Monday’s demonstrations come shortly a day after Iraqi President Abdul Latif Rashid told the AP that Iraq is now peaceful, democratic and intent on rebuilding the lives of its people nearly two decades after the ousting of the autocrat Saddam Hussein by US-led forces.

DISCOVERIES

Flushing the Mystery

Archaeologists in China discovered a 2,400-year-old flush toilet, considered to be the oldest known in the world, CNN reported.

Researchers came across the ancient lavatory while inspecting the old palace ruins at the Yueyang archaeological site in the central city of Xi’an.

They described the sanitary artifact as a “luxury object,” noting that it was installed inside the palace with a pipe leading to an outdoor pit.
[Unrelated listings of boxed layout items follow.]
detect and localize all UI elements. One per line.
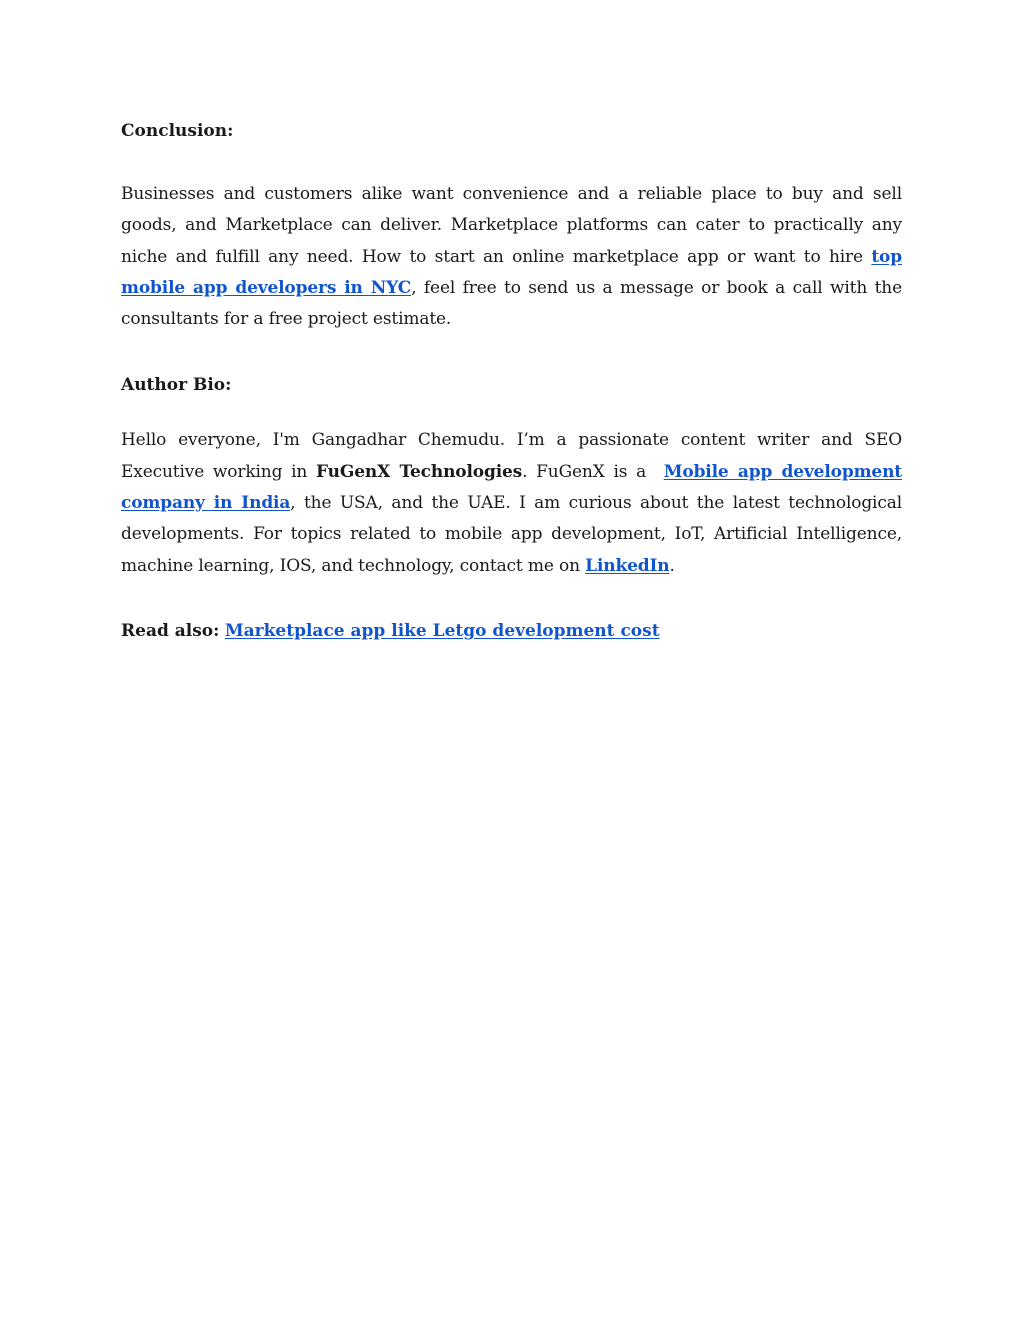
read-also-label: Read also:: [121, 620, 220, 641]
author-bio-text-1: Hello everyone, I'm Gangadhar Chemudu. I’m a passionate content writer and SEO Executive working in: [121, 430, 902, 482]
conclusion-paragraph: [121, 179, 902, 335]
nyc-developers-link[interactable]: top mobile app developers in NYC: [121, 246, 902, 298]
author-bio-paragraph: [121, 425, 902, 581]
conclusion-heading: Conclusion:: [121, 121, 234, 141]
linkedin-link[interactable]: LinkedIn: [585, 555, 670, 576]
read-also-link[interactable]: Marketplace app like Letgo development cost: [224, 620, 660, 641]
read-also-line: [121, 618, 902, 644]
author-bio-heading: Author Bio:: [121, 375, 232, 396]
document-page: [121, 118, 902, 644]
author-bio-text-4: .: [669, 555, 675, 576]
author-bio-text-3: , the USA, and the UAE. I am curious about the latest technological developments. For topics related to mobile app development, IoT, Artificial Intelligence, machine learning, IOS, and technology, contact me on: [121, 493, 902, 576]
conclusion-text-before-link: Businesses and customers alike want convenience and a reliable place to buy and sell goods, and Marketplace can deliver. Marketplace platforms can cater to practically any niche and fulfill any need. How to start an online marketplace app or want to hire: [121, 184, 902, 267]
app-development-company-link[interactable]: Mobile app development company in India: [121, 461, 902, 514]
author-bio-text-2: . FuGenX is a: [522, 461, 664, 482]
company-name: FuGenX Technologies: [316, 461, 523, 482]
conclusion-text-after-link: , feel free to send us a message or book a call with the consultants for a free project estimate.: [121, 277, 902, 330]
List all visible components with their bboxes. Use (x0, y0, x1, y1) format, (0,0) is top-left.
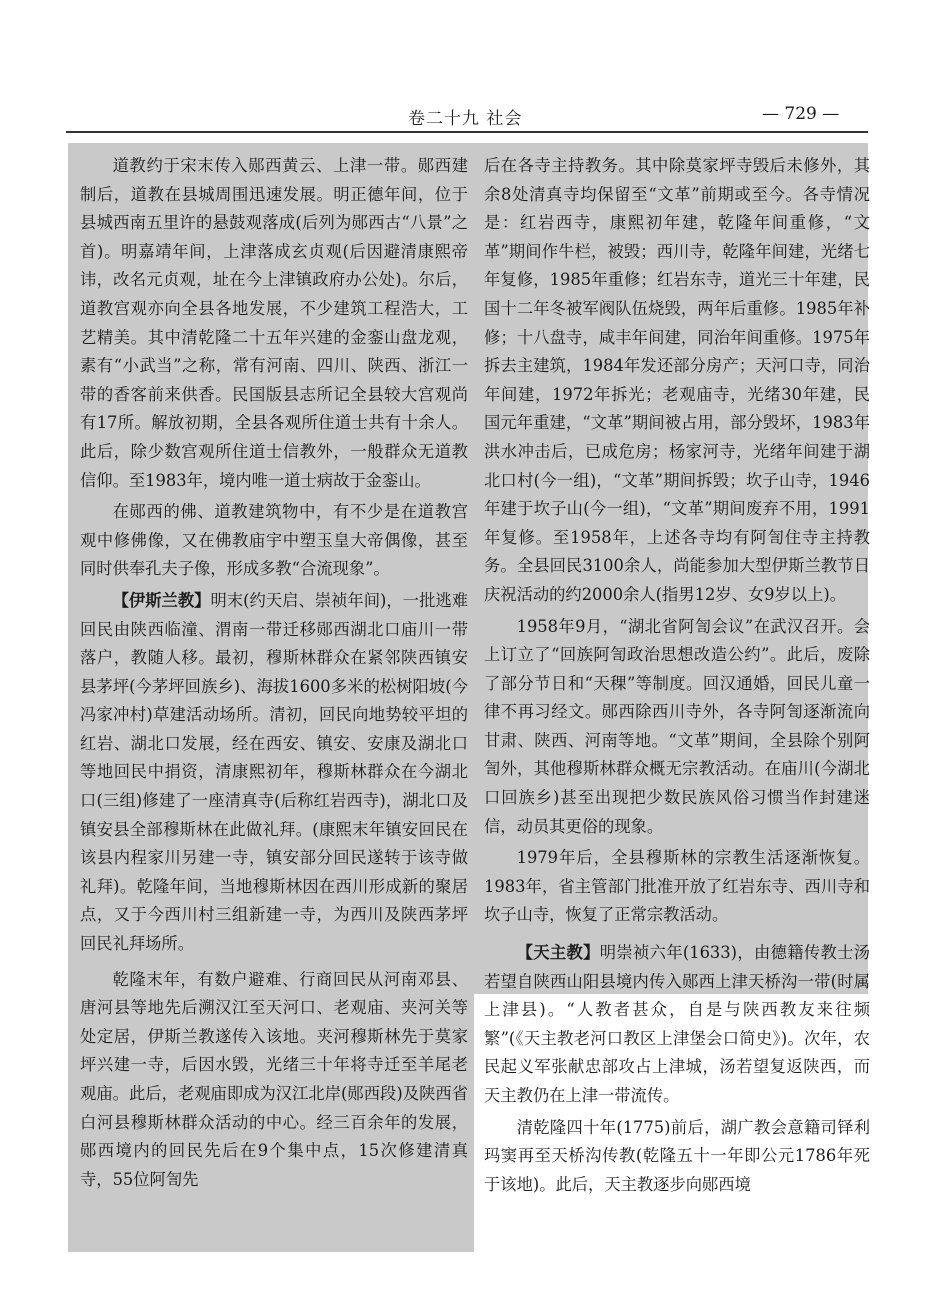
chapter-title: 卷二十九 社会 (408, 109, 523, 129)
catholic-paragraph (484, 939, 870, 1111)
conference-paragraph: 1958年9月，“湖北省阿訇会议”在武汉召开。会上订立了“回族阿訇政治思想改造公约”。此后，废除了部分节日和“天稞”等制度。回汉通婚，回民儿童一律不再习经文。郧西除西川寺外，各寺阿訇逐渐流向甘肃、陕西、河南等地。“文革”期间，全县除个别阿訇外，其他穆斯林群众概无宗教活动。在庙川(今湖北口回族乡)甚至出现把少数民族风俗习惯当作封建迷信，动员其更俗的现象。 (484, 616, 870, 836)
syncretism-paragraph: 在郧西的佛、道教建筑物中，有不少是在道教宫观中修佛像，又在佛教庙宇中塑玉皇大帝偶像，甚至同时供奉孔夫子像，形成多教“合流现象”。 (80, 502, 468, 579)
recovery-paragraph: 1979年后，全县穆斯林的宗教生活逐渐恢复。1983年，省主管部门批准开放了红岩东寺、西川寺和坎子山寺，恢复了正常宗教活动。 (484, 848, 870, 925)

Servants were then tasked to pour water into the toilet bowl every time it was used, they added.

“The flush toilet is concrete proof of the importance the ancient Chinese attached to sanitation,” said Liu Rui, a researcher at the Institute of Archeology at the Chinese Academy of Social Sciences, who was part of the excavation team.

He explained that there were very few records of indoor toilets in ancient times, adding that the sanitary object was reserved for high-ranking officials during the Warring States Period (475 – 221 BCE) and the later Han Dynasty (206 BCE – 220 CE).

He and his team suggested that the finding also offers a rare insight into ancient China’s privileged and ruling elite.

Archaeologists are now studying soil samples gathered from the toilet to determine what people ate at the time.

Meanwhile, the discovery adds to the ongoing mystery of who came up with flush toilets.

Historians generally credit English courtier John Harington for inventing the flush toilet in the 16th century. Harington reportedly installed one such toilet for Queen Elizabeth I.

Even so, excavations in northwest India have found 4,000-year-old drainage systems that may have been toilets, according to the British Association of Urological Surgeons.